ステイケーション Staycation

コロナ禍でも都市部以外でなければ、ポルトガル国内は比較的自由に行き来できる。リスボンやポルトは地方よりも感染者数が格段に多いため、行き来が制限されたりする。

より厳しく移動が制限されている英国では、海外の休暇に出られないため、国内で我慢する「ステイケーション」が流行っているという。Stayステイとvacationバケーションを併せた造語である。

私たちも9月初めに一週間、ポルトガル南部に旅行しようかと思っていたが、取りやめた。今まで行ったことがないアルガルベに行こうと思ったのは、今の時期ならば、通常溢れかえっている観光客−大多数が英国人−が来ていないからだ。海岸が美しく、通年温暖な気候でリゾート地として人気がある。

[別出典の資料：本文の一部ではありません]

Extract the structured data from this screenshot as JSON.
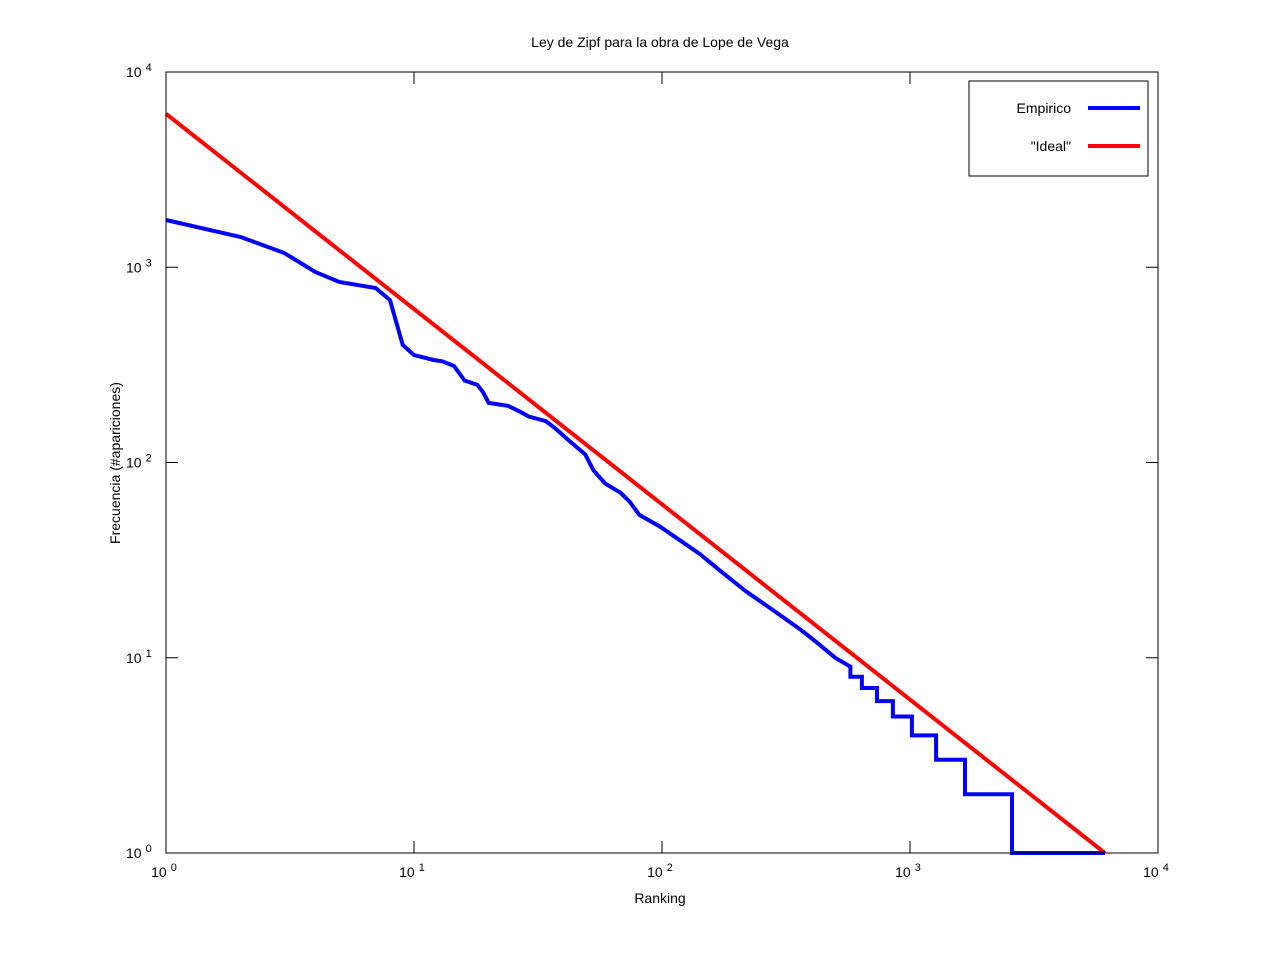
{
  "chart_data": {
    "type": "line",
    "title": "Ley de Zipf para la obra de Lope de Vega",
    "xlabel": "Ranking",
    "ylabel": "Frecuencia (#apariciones)",
    "xscale": "log",
    "yscale": "log",
    "xlim": [
      1,
      10000
    ],
    "ylim": [
      1,
      10000
    ],
    "grid": false,
    "legend_position": "top-right",
    "x_ticks": [
      {
        "base": "10",
        "exp": "0"
      },
      {
        "base": "10",
        "exp": "1"
      },
      {
        "base": "10",
        "exp": "2"
      },
      {
        "base": "10",
        "exp": "3"
      },
      {
        "base": "10",
        "exp": "4"
      }
    ],
    "y_ticks": [
      {
        "base": "10",
        "exp": "0"
      },
      {
        "base": "10",
        "exp": "1"
      },
      {
        "base": "10",
        "exp": "2"
      },
      {
        "base": "10",
        "exp": "3"
      },
      {
        "base": "10",
        "exp": "4"
      }
    ],
    "series": [
      {
        "name": "Empirico",
        "color": "#0000ff",
        "points": [
          [
            1,
            1746
          ],
          [
            2,
            1429
          ],
          [
            3,
            1183
          ],
          [
            4,
            946
          ],
          [
            5,
            840
          ],
          [
            7,
            783
          ],
          [
            8,
            679
          ],
          [
            9,
            400
          ],
          [
            10,
            355
          ],
          [
            12,
            335
          ],
          [
            13,
            330
          ],
          [
            14.5,
            312
          ],
          [
            16,
            263
          ],
          [
            18,
            250
          ],
          [
            19,
            229
          ],
          [
            20,
            202
          ],
          [
            24,
            195
          ],
          [
            27,
            181
          ],
          [
            29,
            172
          ],
          [
            34,
            163
          ],
          [
            37,
            150
          ],
          [
            42,
            130
          ],
          [
            49,
            110
          ],
          [
            53,
            91
          ],
          [
            59,
            78
          ],
          [
            68,
            70
          ],
          [
            74,
            63
          ],
          [
            81,
            54
          ],
          [
            98,
            47
          ],
          [
            118,
            40
          ],
          [
            142,
            34
          ],
          [
            171,
            28
          ],
          [
            217,
            22
          ],
          [
            272,
            18
          ],
          [
            360,
            14
          ],
          [
            420,
            12
          ],
          [
            500,
            10
          ],
          [
            575,
            9
          ],
          [
            575,
            8
          ],
          [
            640,
            8
          ],
          [
            640,
            7
          ],
          [
            736,
            7
          ],
          [
            736,
            6
          ],
          [
            853,
            6
          ],
          [
            853,
            5
          ],
          [
            1018,
            5
          ],
          [
            1018,
            4
          ],
          [
            1274,
            4
          ],
          [
            1274,
            3
          ],
          [
            1667,
            3
          ],
          [
            1667,
            2
          ],
          [
            2577,
            2
          ],
          [
            2577,
            1
          ],
          [
            6110,
            1
          ]
        ]
      },
      {
        "name": "\"Ideal\"",
        "color": "#ff0000",
        "points": [
          [
            1,
            6110
          ],
          [
            6110,
            1
          ]
        ]
      }
    ]
  }
}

それはいいのだが、パーティタウンとして人気があるため、マナーの悪い観光客も多い。物価が安いポルトガルに来て、安く酔っ払おう...と。そういう(もちろんそれだけではないが)観光客目当てのバーやレストランも多く、外国人観光客のために共通語はほぼ英語だとも聞いた。

英国人の連れ合いがそんなにガラの悪い英国人観光客は見たくもないし、外国人観光客に媚びるポルトガルもいやだ、とこちらに移住して16年近く経つが、まだ、訪れたことがない。それで、今はチャンスだ! ということになったのだが...。

取りやめた理由はコロナではない。森林火災である。8月は冷夏で、最高気温が25度前後の日が続いた。最低気温も10度から15度くらい、9度まで下がった日もある。9月に入って、夏が盛り返してきたのか、高温が続いている。夜は涼しいのだが、昼間は35度くらいまで気温が上がり、夕方になると風が吹き始める。家の周辺では大規模な森林火災は発生していないが、北部やリスボン周辺では連日、発生している。

そこで、自宅でステイケーション。庭に大型のテントを張ってキャンプをしている。要するに、夜寝るときだけテントで他の生活は通常通り。庭にはコンポストトイレもあるし、シャワーもある。家で生活するよりも、星空を眺める機会も増えるし、狐やフクロウの鳴き声も聞こえて来る。なぜだか、よく眠れる。

ポルトガルは9月10日から英国(北アイルランドを除く)の検疫リストに再登録された。つまり、ポルトガルから英国に行った場合(帰国であっても)2週間、検疫のために自己隔離しなければならない。当分の間は英国からの観光客は来ないだろう。ポルトガル南部への旅行は一雨降ってから、と思っている。

 

写真は上から

庭に張ったテント。大型なので居心地は満点

9月7日の昼頃に発生したOliveira de Fradesの森林火災。この写真は夕方5時ごろのもの。

一度は鎮火したものの、再燃し、翌日8日の午前中も、かなりの勢いで燃えていた。この火事で、消防士が一人、命を落としてしまった。